Nanocomposite based functionalized Polyethersulfone and conjugated ternary ZnYCdO nanomaterials for the fabrication of selective Cd2+ sensor probe

Carboxylated polyethersulfone (PES-COOH) was doped with various concentrations of ZnYCdO hybrid metal oxides on the surface of the polymer matrix to produce PES-COOH-ZnYCdO nanocomposites as a thin film. PES-COOH was fabricated by two-steps process: acetylating reaction followed by oxidation reaction, and its structure was investigated using proton nuclear magnetic resonance (H-1-NMR) and Fourier-transform infrared (FT-IR) spectroscopy.

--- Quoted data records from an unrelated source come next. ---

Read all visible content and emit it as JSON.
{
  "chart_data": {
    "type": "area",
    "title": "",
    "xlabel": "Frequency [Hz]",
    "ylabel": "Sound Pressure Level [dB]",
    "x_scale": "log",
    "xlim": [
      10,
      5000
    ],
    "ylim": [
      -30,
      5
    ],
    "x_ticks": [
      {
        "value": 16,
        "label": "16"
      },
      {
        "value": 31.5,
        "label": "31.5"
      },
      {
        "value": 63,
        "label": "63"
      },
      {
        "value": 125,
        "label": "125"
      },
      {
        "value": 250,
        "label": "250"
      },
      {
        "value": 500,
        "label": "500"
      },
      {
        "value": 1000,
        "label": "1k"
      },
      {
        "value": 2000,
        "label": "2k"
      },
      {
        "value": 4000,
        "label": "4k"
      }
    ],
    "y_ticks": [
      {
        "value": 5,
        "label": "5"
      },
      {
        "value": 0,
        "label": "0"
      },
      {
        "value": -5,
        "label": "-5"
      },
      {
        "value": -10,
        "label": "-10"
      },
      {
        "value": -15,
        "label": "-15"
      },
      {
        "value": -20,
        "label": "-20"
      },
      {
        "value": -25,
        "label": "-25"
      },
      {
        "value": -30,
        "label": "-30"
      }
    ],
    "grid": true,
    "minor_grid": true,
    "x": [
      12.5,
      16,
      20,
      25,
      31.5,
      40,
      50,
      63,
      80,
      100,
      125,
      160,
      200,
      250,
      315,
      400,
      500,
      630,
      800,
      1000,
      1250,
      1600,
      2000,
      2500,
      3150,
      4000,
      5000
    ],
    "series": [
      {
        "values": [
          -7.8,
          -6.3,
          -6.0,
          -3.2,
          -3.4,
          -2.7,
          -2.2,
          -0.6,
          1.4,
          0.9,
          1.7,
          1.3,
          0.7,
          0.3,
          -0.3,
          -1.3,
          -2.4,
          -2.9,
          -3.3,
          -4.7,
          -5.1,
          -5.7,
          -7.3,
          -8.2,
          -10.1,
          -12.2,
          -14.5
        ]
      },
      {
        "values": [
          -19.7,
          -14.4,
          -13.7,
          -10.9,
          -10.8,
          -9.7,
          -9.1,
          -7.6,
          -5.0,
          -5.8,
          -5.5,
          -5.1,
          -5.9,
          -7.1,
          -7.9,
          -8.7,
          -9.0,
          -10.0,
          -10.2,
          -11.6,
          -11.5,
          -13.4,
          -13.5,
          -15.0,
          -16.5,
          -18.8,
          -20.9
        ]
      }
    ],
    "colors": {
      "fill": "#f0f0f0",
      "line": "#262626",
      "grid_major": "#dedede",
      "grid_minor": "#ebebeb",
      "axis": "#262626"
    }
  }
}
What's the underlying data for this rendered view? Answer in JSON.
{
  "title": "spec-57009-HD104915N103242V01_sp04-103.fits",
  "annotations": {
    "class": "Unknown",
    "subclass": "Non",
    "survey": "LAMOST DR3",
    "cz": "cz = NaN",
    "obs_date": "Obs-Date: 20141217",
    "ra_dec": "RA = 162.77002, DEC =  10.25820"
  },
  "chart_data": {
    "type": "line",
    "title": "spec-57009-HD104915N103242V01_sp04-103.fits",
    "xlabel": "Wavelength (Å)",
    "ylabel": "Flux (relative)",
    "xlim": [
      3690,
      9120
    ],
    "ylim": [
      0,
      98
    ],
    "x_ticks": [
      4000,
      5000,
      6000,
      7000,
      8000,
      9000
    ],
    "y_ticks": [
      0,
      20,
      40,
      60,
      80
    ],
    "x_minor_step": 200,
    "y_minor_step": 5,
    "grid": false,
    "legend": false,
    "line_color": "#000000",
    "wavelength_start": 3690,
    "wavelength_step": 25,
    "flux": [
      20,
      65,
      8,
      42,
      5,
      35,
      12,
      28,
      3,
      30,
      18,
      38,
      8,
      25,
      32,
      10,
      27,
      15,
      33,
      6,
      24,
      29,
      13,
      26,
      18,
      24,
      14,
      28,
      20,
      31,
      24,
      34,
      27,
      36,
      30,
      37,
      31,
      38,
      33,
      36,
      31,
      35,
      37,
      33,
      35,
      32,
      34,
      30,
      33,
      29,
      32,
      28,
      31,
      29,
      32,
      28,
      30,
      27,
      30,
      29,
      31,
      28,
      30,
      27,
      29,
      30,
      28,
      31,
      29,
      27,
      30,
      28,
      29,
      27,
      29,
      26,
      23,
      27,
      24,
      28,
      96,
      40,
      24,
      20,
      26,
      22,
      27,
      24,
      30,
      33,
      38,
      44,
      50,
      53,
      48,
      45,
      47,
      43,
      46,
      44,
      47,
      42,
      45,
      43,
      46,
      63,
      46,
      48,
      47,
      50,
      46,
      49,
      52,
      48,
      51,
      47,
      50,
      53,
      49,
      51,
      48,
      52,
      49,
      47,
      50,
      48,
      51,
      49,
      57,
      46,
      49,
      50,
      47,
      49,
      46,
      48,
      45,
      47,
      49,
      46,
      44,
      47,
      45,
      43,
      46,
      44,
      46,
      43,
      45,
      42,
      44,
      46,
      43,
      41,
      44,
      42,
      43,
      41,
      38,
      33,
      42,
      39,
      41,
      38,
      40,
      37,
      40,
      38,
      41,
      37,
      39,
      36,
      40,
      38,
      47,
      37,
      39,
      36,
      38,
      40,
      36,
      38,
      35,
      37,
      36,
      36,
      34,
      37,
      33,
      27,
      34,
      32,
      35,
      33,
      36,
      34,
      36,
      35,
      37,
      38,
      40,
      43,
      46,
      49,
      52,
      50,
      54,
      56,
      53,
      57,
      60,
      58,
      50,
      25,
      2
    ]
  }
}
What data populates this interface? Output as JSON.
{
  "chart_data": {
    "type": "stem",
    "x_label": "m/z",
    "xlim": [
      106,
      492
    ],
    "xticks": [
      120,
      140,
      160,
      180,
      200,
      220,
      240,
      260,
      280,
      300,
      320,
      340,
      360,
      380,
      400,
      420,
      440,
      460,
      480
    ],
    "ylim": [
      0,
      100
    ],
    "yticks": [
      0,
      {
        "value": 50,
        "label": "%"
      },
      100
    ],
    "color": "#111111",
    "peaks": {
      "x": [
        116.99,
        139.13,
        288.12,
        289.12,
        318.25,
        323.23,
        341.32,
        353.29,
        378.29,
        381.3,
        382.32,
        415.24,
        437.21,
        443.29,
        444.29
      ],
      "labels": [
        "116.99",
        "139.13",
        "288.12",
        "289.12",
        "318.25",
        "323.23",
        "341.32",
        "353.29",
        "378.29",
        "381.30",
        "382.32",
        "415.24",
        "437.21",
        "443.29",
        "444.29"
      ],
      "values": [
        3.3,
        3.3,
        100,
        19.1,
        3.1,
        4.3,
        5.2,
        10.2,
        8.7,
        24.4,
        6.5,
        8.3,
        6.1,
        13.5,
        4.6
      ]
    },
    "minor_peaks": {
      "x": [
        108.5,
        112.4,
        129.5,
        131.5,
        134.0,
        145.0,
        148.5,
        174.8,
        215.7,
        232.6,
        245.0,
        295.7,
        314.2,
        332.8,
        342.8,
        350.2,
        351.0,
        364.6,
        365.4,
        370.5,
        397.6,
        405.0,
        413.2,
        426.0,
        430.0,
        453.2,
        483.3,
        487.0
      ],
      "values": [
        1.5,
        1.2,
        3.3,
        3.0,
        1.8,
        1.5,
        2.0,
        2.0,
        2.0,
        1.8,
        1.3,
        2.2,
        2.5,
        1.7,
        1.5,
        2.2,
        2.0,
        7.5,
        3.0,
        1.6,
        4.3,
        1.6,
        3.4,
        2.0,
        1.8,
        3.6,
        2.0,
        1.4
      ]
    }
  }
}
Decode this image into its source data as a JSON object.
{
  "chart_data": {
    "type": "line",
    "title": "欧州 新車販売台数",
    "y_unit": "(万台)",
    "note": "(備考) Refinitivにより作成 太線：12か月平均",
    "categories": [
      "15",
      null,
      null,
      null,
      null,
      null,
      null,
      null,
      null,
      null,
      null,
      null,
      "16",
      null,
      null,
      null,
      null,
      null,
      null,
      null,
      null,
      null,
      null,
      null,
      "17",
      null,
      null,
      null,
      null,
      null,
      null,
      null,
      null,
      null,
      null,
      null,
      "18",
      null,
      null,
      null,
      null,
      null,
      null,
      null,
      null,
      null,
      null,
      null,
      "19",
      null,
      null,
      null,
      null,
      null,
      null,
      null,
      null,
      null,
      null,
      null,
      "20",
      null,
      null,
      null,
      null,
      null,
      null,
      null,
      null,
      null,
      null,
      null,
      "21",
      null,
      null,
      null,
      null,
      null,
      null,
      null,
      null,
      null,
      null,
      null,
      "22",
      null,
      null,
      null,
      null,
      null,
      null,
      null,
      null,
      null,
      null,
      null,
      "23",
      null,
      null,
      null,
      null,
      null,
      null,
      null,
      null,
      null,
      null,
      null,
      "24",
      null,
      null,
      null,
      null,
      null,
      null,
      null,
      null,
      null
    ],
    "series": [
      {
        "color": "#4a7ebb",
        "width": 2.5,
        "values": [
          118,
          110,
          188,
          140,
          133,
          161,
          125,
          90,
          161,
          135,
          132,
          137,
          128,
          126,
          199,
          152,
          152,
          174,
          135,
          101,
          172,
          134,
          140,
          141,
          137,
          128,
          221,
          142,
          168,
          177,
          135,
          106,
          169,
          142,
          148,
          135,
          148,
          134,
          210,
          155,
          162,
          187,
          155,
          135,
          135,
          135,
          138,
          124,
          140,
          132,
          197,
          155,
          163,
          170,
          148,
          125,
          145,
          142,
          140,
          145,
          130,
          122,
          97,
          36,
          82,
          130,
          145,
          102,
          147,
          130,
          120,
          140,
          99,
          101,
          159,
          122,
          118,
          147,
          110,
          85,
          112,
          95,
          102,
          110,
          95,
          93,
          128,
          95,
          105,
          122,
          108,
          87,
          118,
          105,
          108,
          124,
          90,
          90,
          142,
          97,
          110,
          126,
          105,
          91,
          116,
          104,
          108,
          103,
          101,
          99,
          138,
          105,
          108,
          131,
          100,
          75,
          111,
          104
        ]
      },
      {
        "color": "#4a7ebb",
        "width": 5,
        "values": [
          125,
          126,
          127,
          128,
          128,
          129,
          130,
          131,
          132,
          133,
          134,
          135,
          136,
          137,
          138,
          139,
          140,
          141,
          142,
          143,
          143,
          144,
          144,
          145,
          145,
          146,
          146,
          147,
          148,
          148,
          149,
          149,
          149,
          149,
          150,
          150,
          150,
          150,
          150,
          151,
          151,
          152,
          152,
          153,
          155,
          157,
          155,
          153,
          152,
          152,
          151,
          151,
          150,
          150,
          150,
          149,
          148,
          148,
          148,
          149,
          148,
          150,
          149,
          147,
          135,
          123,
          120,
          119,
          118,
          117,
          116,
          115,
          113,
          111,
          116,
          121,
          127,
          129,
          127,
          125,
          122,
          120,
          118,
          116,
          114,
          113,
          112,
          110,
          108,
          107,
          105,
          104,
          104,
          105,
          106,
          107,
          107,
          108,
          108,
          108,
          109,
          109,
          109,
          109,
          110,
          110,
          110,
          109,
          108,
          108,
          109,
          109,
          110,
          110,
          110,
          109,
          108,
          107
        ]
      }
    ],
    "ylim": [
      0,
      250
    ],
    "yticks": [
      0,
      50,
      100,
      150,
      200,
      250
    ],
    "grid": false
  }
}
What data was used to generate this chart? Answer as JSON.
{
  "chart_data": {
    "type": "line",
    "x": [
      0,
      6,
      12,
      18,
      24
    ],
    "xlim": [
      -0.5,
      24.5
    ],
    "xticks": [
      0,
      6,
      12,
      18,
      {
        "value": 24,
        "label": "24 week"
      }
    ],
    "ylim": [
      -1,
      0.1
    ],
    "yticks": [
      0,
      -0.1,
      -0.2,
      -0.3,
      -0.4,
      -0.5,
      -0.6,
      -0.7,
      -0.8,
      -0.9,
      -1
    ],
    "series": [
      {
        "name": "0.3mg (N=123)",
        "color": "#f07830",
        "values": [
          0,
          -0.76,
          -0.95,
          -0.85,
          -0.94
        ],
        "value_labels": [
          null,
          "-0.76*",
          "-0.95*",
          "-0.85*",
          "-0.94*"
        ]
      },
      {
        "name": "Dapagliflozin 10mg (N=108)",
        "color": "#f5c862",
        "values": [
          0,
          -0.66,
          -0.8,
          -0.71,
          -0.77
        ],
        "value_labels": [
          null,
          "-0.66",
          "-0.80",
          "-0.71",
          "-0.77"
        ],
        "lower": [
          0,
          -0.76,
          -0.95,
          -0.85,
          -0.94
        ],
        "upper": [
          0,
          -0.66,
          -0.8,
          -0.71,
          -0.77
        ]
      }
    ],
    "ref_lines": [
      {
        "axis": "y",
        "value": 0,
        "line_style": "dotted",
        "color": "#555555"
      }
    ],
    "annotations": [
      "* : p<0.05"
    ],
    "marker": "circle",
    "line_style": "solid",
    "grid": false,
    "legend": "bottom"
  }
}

Then, the fabricated PES-COOH-ZnYCdO nanocomposites (NCs) were characterized using common characterization techniques which include: scanning electron microscope (SEM), X-ray powder diffraction (XRD), FT-IR, thermal analysis, SEM with energy dispersive X-Ray (EDX) spectroscopy and transmission electron microscopy (TEM). FT-IR and XRD analysis confirmed the interactions between carboxylate ions present on the polymer surface metric and the metals that were present as ZnYCdO nanoparticles. Based on values calculated from FT-IR spectra of the PES-COOH-ZnYCdO NCs, the metals and carboxylate ions formed bindentate complexes. Also, the signal peaks of the XRD for ZnYCdO were shifted to a lower degree which also confirmed the interactions between the nanoparticles and PES-COOH. A selective Cd2+ metal ion sensor was fabricated by coating of a glassy carbon electrode (GCE) with the slurry of PES-COOH-ZnYCdO NCs polymers. The NCs assembled film onto GCE was implemented to successive detection of Cd2+ metal ion in phosphate buffer medium. To evaluate the sensor analytical performances, a calibration curve has been plotted from current versus concentration of electrolyte (Cd2+ ion). It is found linear (r(2)=0.9939) over linear dynamic range (LDR) of 0.1nM 0.1mM concentration of Cd2+ ion by electrochemical approach. The sensitivity and detection limit (DL) are 5.4589 AM(-1)cm(-2) and 17.39 +/- 0.87 pM respectively were calculated from the slope of calibration plot. Therefore, the resultant Cd2+ sensor shows good sensitivity, reproducibility with high accuracy, wider dynamic range, short response time, very lower detection limit and long-term stability with similar performances.